Um dos princípios de maior relevância é o da confidencialidade, tanto que é o único a ganhar destaque na Directiva 2008/52, diploma maior que regula a mediação civil e comercial nos países da Comunidade Europeia. Nesse estatuto está prescrito que tendo em vista que a mediação deve efetuar-se de maneira que se preserve a confidencialidade e o sigilo, os Estados membros garantirão que nem os mediadores nem as pessoas que participam do procedimento respectivo estejam obrigados a declarar, em processo judicial ou arbitral, sobre informações derivadas de um procedimento de mediação ou relacionadas com o referido processo.

O princípio da confidencialidade, ainda é considerado um dos mais determinantes para o bom êxito da mediação, na medida que, explicada às partes que tal princípio será rigorosamente  cumprido e  estando elas seguras da manutenção de absoluta reserva sobre todo o ocorrido no procedimento, induvidosamente se sentirão mais livres e soltas, facilitando, sobremaneira, a atuação do mediador.

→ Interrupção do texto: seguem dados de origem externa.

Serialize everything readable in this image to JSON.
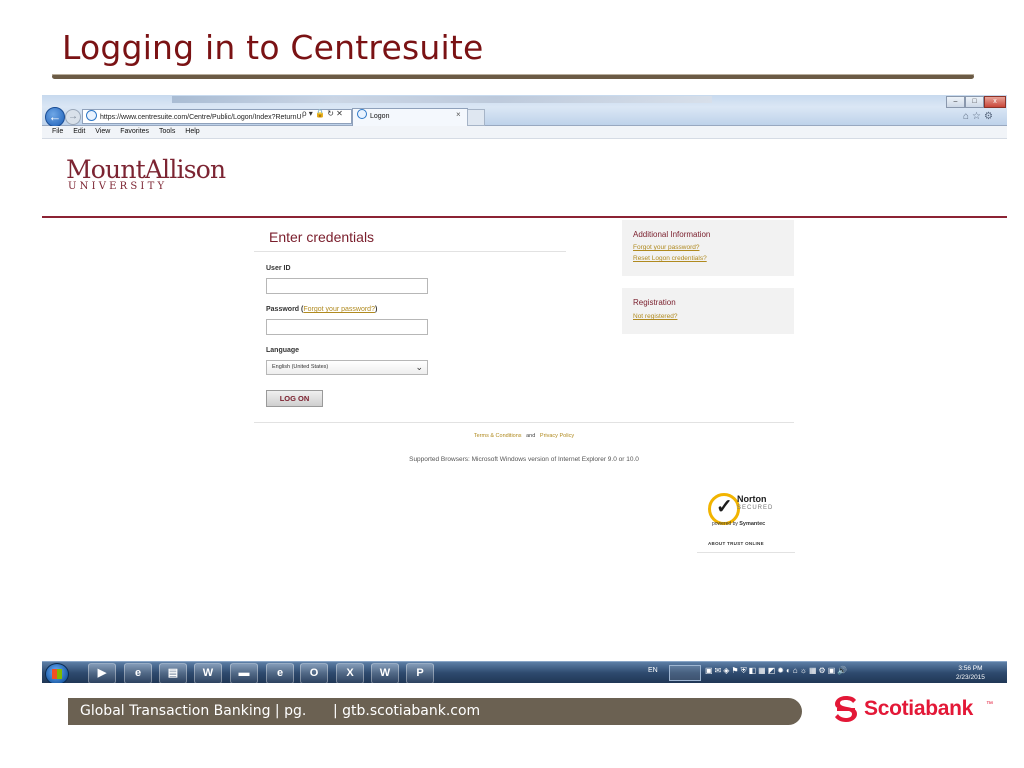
{
  "slide": {
    "title": "Logging in to Centresuite",
    "footer_left": "Global Transaction Banking | pg.",
    "footer_right": "| gtb.scotiabank.com",
    "brand": "Scotiabank",
    "brand_tm": "™",
    "title_color": "#7a1214",
    "brand_color": "#e31837"
  },
  "browser": {
    "back_glyph": "←",
    "forward_glyph": "→",
    "address_url": "https://www.centresuite.com/Centre/Public/Logon/Index?ReturnU",
    "address_tools": "ρ ▾ 🔒 ↻ ✕",
    "tab_title": "Logon",
    "tab_close": "×",
    "window_buttons": [
      "–",
      "□",
      "x"
    ],
    "right_icons": "⌂☆⚙",
    "menu": [
      "File",
      "Edit",
      "View",
      "Favorites",
      "Tools",
      "Help"
    ]
  },
  "page": {
    "logo_main": "MountAllison",
    "logo_sub": "UNIVERSITY",
    "heading": "Enter credentials",
    "user_id_label": "User ID",
    "password_label": "Password",
    "password_paren_open": "(",
    "password_link": "Forgot your password?",
    "password_paren_close": ")",
    "language_label": "Language",
    "language_value": "English (United States)",
    "logon_button": "LOG ON",
    "additional_title": "Additional Information",
    "additional_links": [
      "Forgot your password?",
      "Reset Logon credentials?"
    ],
    "registration_title": "Registration",
    "registration_link": "Not registered?",
    "terms_link": "Terms & Conditions",
    "and_text": "and",
    "privacy_link": "Privacy Policy",
    "supported_browsers": "Supported Browsers: Microsoft Windows version of Internet Explorer 9.0 or 10.0",
    "norton_brand": "Norton",
    "norton_secured": "SECURED",
    "norton_powered": "powered by",
    "norton_symantec": "Symantec",
    "norton_about": "ABOUT TRUST ONLINE",
    "accent_color": "#8c2334",
    "link_color": "#b08a1f"
  },
  "taskbar": {
    "pinned": [
      "▶",
      "e",
      "▤",
      "W",
      "▬",
      "e",
      "O",
      "X",
      "W",
      "P"
    ],
    "language": "EN",
    "tray_icons": "▣✉◈⚑⛨◧▦◩✹◐⌂☼▦⚙▣🔊",
    "time": "3:56 PM",
    "date": "2/23/2015"
  }
}
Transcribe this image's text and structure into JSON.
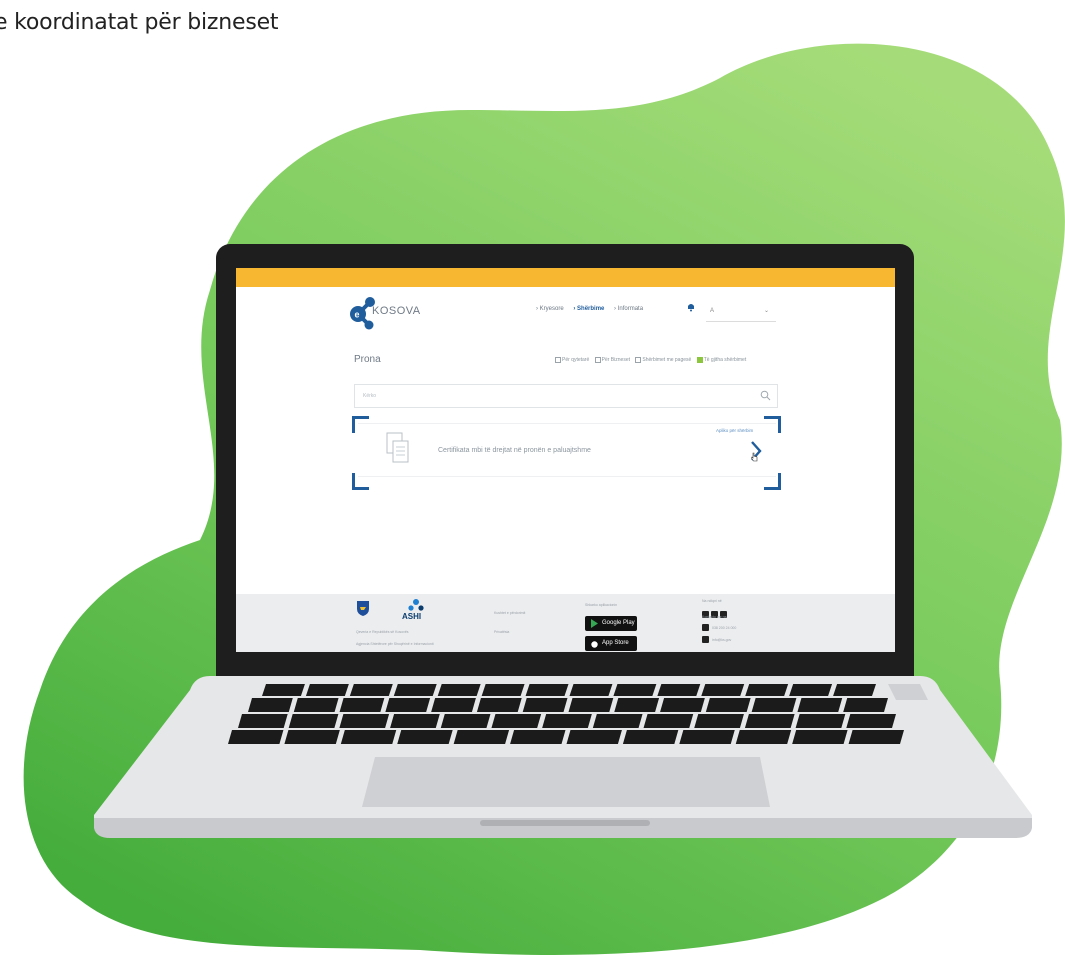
{
  "caption": "e koordinatat për bizneset",
  "colors": {
    "blob_light": "#a5dc79",
    "blob_dark": "#4bb240",
    "topbar": "#f7b731",
    "accent_blue": "#1f5d9c",
    "footer_bg": "#ecedef"
  },
  "site": {
    "topbar_left": [
      "",
      "",
      "",
      ""
    ],
    "topbar_right": [
      "",
      "",
      ""
    ],
    "logo_text": "KOSOVA",
    "nav": {
      "items": [
        "› Kryesore",
        "› Shërbime",
        "› Informata"
      ],
      "active_index": 1
    },
    "page_title": "Prona",
    "filters": [
      {
        "label": "Për qytetarë",
        "checked": false
      },
      {
        "label": "Për Bizneset",
        "checked": false
      },
      {
        "label": "Shërbimet me pagesë",
        "checked": false
      },
      {
        "label": "Të gjitha shërbimet",
        "checked": true
      }
    ],
    "search": {
      "placeholder": "Kërko"
    },
    "result": {
      "label": "Certifikata mbi të drejtat në pronën e paluajtshme",
      "link": "Apliko për shërbim"
    },
    "footer": {
      "org_line1": "Qeveria e Republikës së Kosovës",
      "org_line2": "Agjencia Shtetërore për Shoqërinë e Informacionit",
      "col_links": [
        "Kushtet e përdorimit",
        "Privatësia"
      ],
      "download_label": "Shkarko aplikacionin",
      "google_play": "Google Play",
      "app_store": "App Store",
      "follow_label": "Na ndiqni në",
      "contact_label": "Kontakto me ne",
      "phone": "038 200 24 000",
      "email": "info@ks.gov"
    },
    "brand_ashi": "ASHI"
  }
}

As regras que tratam do mediador estabelecem requisitos mínimos para o ingresso dele nos cursos de formação, reclamados outros quando do credenciamento que o habilita ao exercício das atividades de mediação.

Geralmente, variando de legislações, umas para outras,  se exige título de conclusão de curso superior, experiência de exercício profissional na área, comprovação de idoneidade e de que não tenha respondido a processos criminais, disciplinares ou administrativos, nem  sofrido  sanções correspondentes, bem como apresentação de garantias de independência e imparcialidade, etc.

As regras concernentes à suspeição ou impedimento do mediador, são essencialmente as mesmas que se aplicam aos juízes e estatuídas nos códigos de processo civil; segundo disposições quase sempre inscritas nos códigos de ética ou de conduta, o mediador nomeado ou escolhido deve informar, imediatamente, a existência de qualquer causa que possa torná-lo suspeito ou impedido, comprometendo a sua independência e imparcialidade, impossibilitando-o, assim, de atuar no caso a ser mediado.

Nos sistemas examinados, quando se referem aos princípios a serem cumpridos pelo mediador no desenvolver do procedimento mediatório, ganha destaque o que diz respeito à confidencialidade, considerado pela doutrina universal como um dos mais determinantes para o bom êxito da mediação, na medida que, explicada às partes que tal princípio será rigorosamente  cumprido e  estando elas seguras da manutenção de absoluta reserva sobre todo o ocorrido no procedimento, induvidosamente se sentirão mais livres e soltas, facilitando, sobremaneira, a atuação do mediador.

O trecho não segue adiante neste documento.